Charles continued to hold his ground, believing that ‘Abd-al-Raḥmân would in the end feel compelled to give battle, and to go on and loot Tours. The Franks were dressed for the cold, and so could wait through the harsh weather. The Arabs were not as prepared for the intense cold of the oncoming northern European winter, despite having the better shelter of tents. The Umayyads were waiting for the Franks to come out into the open, while the Franks, formed up in a thick defensive formation, waited for them to charge uphill. With winter approaching, and Charles' force growing the more he waited, ‘Abd-al-Raḥmân had no choice but to attack.
‘Abd-al-Raḥmân trusted the tactical superiority of his cavalry, and had them charge repeatedly at the defenders' line. This time the faith the Umayyads had in their cavalry, armed with their long lances and swords which had brought them victory in previous battles, was not justified. Although the disciplined soldiers managed to hold back most charges, the Arab cavalry broke into the interior of the Frankish square several times, inflicting massive amounts of casualties.
Umayyad troops who had broken into the square tried to kill Charles, who was surrounded by his liege men. A rumor spread through the ranks of the Frankish left flank that the Muslim cavalry was attempting to flank them, causing mass panic among the militia, who fell back in an attempt to counter the attack. In the chaos Charles became surrounded and was killed by Muslim cavalry. With the death of Charles, the defense began to collapse. Instead of pressing on, having sustained heavy losses the invaders fell back to their camp for the night.

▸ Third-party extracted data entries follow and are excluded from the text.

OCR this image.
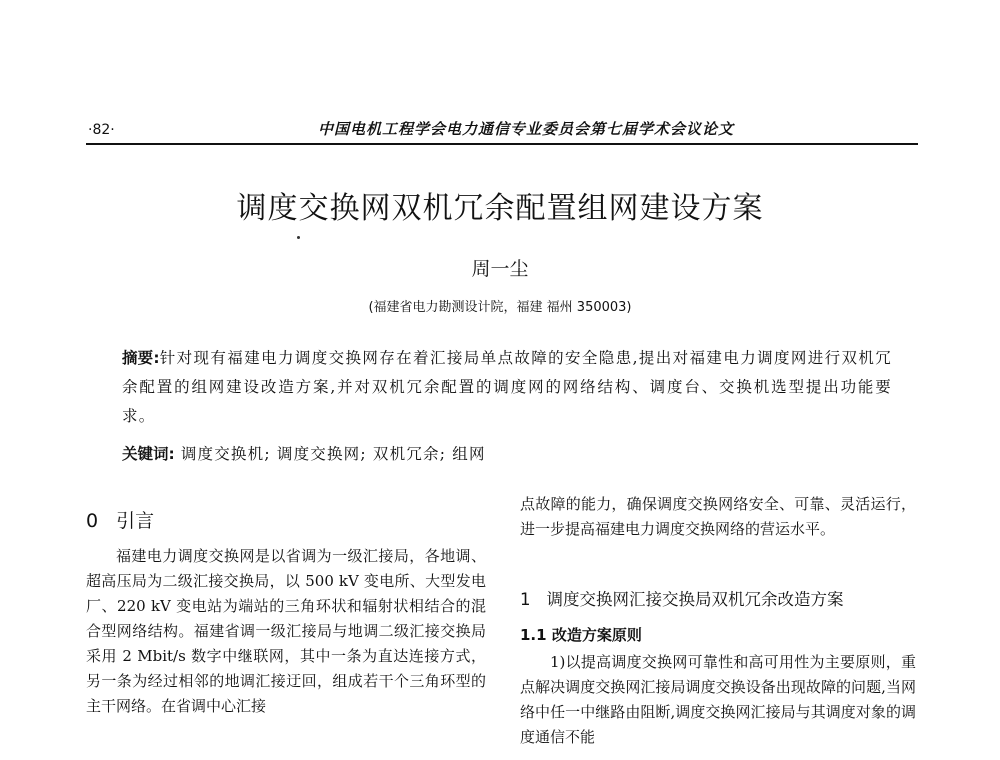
·82·	中国电机工程学会电力通信专业委员会第七届学术会议论文
调度交换网双机冗余配置组网建设方案
周一尘
(福建省电力勘测设计院，福建 福州 350003)
摘要:针对现有福建电力调度交换网存在着汇接局单点故障的安全隐患,提出对福建电力调度网进行双机冗余配置的组网建设改造方案,并对双机冗余配置的调度网的网络结构、调度台、交换机选型提出功能要求。
关键词: 调度交换机; 调度交换网; 双机冗余; 组网
0 引言

福建电力调度交换网是以省调为一级汇接局，各地调、超高压局为二级汇接交换局，以 500 kV 变电所、大型发电厂、220 kV 变电站为端站的三角环状和辐射状相结合的混合型网络结构。福建省调一级汇接局与地调二级汇接交换局采用 2 Mbit/s 数字中继联网，其中一条为直达连接方式，另一条为经过相邻的地调汇接迂回，组成若干个三角环型的主干网络。在省调中心汇接

点故障的能力，确保调度交换网络安全、可靠、灵活运行，进一步提高福建电力调度交换网络的营运水平。

1 调度交换网汇接交换局双机冗余改造方案
1.1 改造方案原则

1)以提高调度交换网可靠性和高可用性为主要原则，重点解决调度交换网汇接局调度交换设备出现故障的问题,当网络中任一中继路由阻断,调度交换网汇接局与其调度对象的调度通信不能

The next morning the Frankish militia ventured off the hill to chase down what they perceived to be a retreating army. They thought it possible that the Muslims had simply taken their loot from Bordeaux and retreated in the night. Although the few remaining veteran infantry of Charles had been warned against such action, the apparent retreat of the Muslim invaders led to the action continuing. Scouts arrived in the invaders' camp determining that their tents still remained. After much of the Frankish army had ventured from the hill, the Muslims initiated their ambush, smashing into the surprised infantry on each flank, and crushing the infantry below. The Franks began a general retreat, with many attempting to flee up to hill or back to camp. The hill proved to slow the defenders down when climbing up it, and left many infantry open targets for the cavalry.
Although the Muslim forces had fallen prey to Charles' strategy by allowing him to select the time and place of the battle, the Muslims would be victorious at Tours. Had they scouted the approaching army, which had marched over the mountains, avoiding the roads to surprise the Muslim invaders, they would have been more prepared, and thus sustained less casualties.